Par ailleurs, les rapporteurs spéciaux estiment que si le recentrage des recrutements sur les seuls personnels de catégorie A 80 ( * ) , essentiellement les inspecteurs, peut apparaître cohérent avec la priorité donnée à l'enquête plutôt qu'au contrôle, ils sont néanmoins circonspects sur l'opportunité de créer de facto une administration qui tendrait à être composée quasi-exclusivement de personnels de catégorie A. En effet, les contrôles subsisteront et il n'y a pas de raisons apparentes pour lesquelles ces missions ne pourraient plus être prises en charge par des personnels de catégorie B, compétents pour les mener et moins coûteux pour les finances publiques. Par ailleurs, la question de l'évolution de carrière des personnels de catégories C et B en poste devra être clarifiée dans ce contexte.

b) La DGCCRF adapte son action aux nouveaux modèles économiques et aux risques émergents

La DGCCRF en tant que gardienne de la protection du consommateur et de l'ordre public économique doit, pour être efficace, adapter rapidement son action d'information, de contrôle et d'enquête aux évolutions de l'économie et des modes de consommation . Dans le cadre de son plan stratégique 2020-2025 , la DGCCRF a ainsi décidé d'investir les nouveaux modèles économiques et les risques émergents.

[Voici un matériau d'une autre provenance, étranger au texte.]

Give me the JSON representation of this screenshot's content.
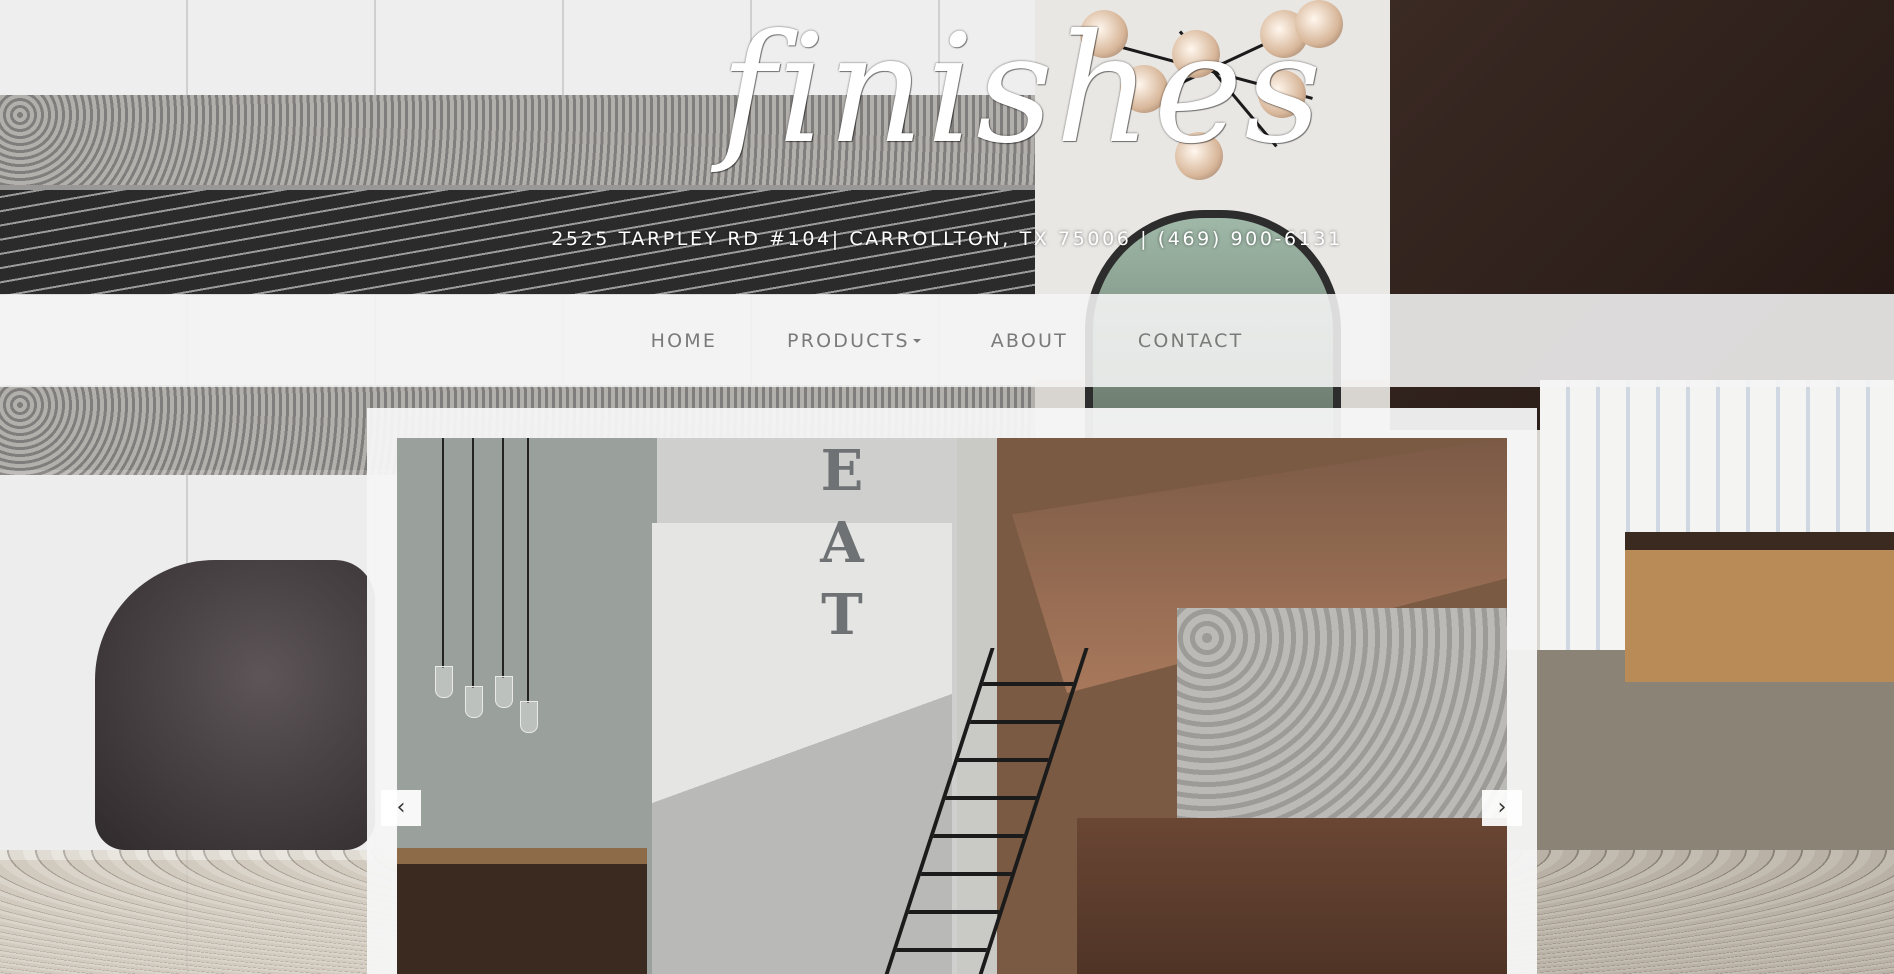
{
  "brand": {
    "logo_text": "finishes",
    "address": "2525 TARPLEY RD #104| CARROLLTON, TX 75006 | (469) 900-6131"
  },
  "nav": {
    "items": [
      {
        "label": "HOME"
      },
      {
        "label": "PRODUCTS",
        "dropdown": true
      },
      {
        "label": "ABOUT"
      },
      {
        "label": "CONTACT"
      }
    ]
  },
  "slider": {
    "prev_label": "‹",
    "next_label": "›",
    "slide_wall_letters": [
      "E",
      "A",
      "T"
    ]
  },
  "colors": {
    "nav_text": "#7a7a7a",
    "nav_bar": "#f5f5f5",
    "logo": "#ffffff"
  },
  "icons": {
    "dropdown": "caret-down-icon",
    "prev": "chevron-left-icon",
    "next": "chevron-right-icon"
  }
}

La diffusion de nouveaux modèles économiques s'articule essentiellement aujourd'hui autour du développement des usages du numérique (commerce en ligne, plateformes proposant des services à domicile, télémédecine, influenceurs, etc .). Si ces évolutions peuvent être bénéfiques aux consommateurs et aux acteurs économiques, elles sont aussi à l'origine des pratiques abusives . En 2022, font notamment partie des priorités l'identification et la répression des pratiques abusives dans le « dropshipping » 81 ( * ) qu'elles soient déloyales, abusives, dangereuses ou illicites, et la surveillance des sites monétisant les démarches administratives. Comme les années précédentes, le contrôle de la sécurité des produits vendus en ligne via des « marketplace » et de la loyauté des relations commerciales entre les plateformes en lignes et les entreprises qui y commercialisent leurs produits, ainsi que la vérification de la loyauté des campagnes de publicité des influenceurs restent d'actualité.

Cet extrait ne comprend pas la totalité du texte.